Mapstone paints the downside on all counts, totally disregarding the intrinsic value there is in a well run pub being an important part of community life. His stating 18% return on investment on a car park as a minimum expectation of reward says more about where Mapstone is coming from and going to in his sojourn through life than it does about the potential viability of any pub in Britain; let alone this particular Pack Horse he seems to know so little about. If Mapstone were to apply the same rhetoric to the viability of his progeny he'd find himself coolly taking this objective view, based on short term ROI expectations, and sell them off before their existence eroded his valuable, no doubt hard earned, investment capital.

The Tragedy of the British Pub's long history, and the reason so many have failed in the last two decades, is that management of the pub industry has fallen into the hands of people whose dominant outlook is like Mapstone's - such people regard pubs as nothing more than units on a spreadsheet, vessels for extraction of the maximum possible profit against the least possible investment. These people have asset stripped our nation's heritage on the back of irrational expectations of never diminishing ROI without ever taking into consideration the real value of Social Capital and in so doing, while making a few people very rich, have systemically, willfully contributed to the permanent, irreversible, impoverishment of communities all over the UK.

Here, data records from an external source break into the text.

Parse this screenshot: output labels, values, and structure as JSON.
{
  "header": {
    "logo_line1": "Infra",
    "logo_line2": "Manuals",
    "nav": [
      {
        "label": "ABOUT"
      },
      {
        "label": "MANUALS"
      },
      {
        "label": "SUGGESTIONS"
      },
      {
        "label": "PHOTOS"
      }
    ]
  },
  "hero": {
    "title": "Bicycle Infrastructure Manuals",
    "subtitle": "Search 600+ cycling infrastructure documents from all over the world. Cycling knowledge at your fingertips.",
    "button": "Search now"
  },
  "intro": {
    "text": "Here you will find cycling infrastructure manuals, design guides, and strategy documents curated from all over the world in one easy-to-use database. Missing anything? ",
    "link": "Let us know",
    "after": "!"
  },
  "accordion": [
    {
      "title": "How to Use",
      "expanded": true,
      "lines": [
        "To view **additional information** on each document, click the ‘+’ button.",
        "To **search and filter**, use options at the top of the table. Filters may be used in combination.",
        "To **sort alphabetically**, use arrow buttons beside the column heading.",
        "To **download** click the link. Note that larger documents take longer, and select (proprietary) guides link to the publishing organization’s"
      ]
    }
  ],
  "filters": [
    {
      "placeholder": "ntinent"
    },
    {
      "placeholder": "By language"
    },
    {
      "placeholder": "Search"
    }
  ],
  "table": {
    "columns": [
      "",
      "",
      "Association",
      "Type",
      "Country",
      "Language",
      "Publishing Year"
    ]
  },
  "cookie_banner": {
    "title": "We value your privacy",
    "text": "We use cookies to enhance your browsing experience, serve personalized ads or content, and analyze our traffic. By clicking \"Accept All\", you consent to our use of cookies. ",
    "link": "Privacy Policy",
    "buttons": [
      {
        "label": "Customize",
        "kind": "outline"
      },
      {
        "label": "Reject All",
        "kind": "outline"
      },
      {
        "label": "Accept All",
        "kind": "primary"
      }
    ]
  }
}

Pubs are an essential part of Britain's social fabric and well appointed, well stocked, and well run pubs are part of the lifeblood of communities everywhere. The history of the Public House is so much a part of Britain's essential heritage and tradition that the pub clearly recognised internationally as well as at home as a defining part of what constitutes Britain's very Sense of Place.

The collapse of the British pub sector, so visible in the landscape all around us, has been driven entirely by Private Equity greed for short term return and marks a moment in our history which, unless arrested by cooperative community action everywhere, will be looked back upon as nothing less than a cultural crime of unprecedented national proportions - where the British people's heritage was sold off like worn family silver with the proceeds going into the pockets of a few Chianti swilling cads who don't care a toss for quality of life in communities anywhere.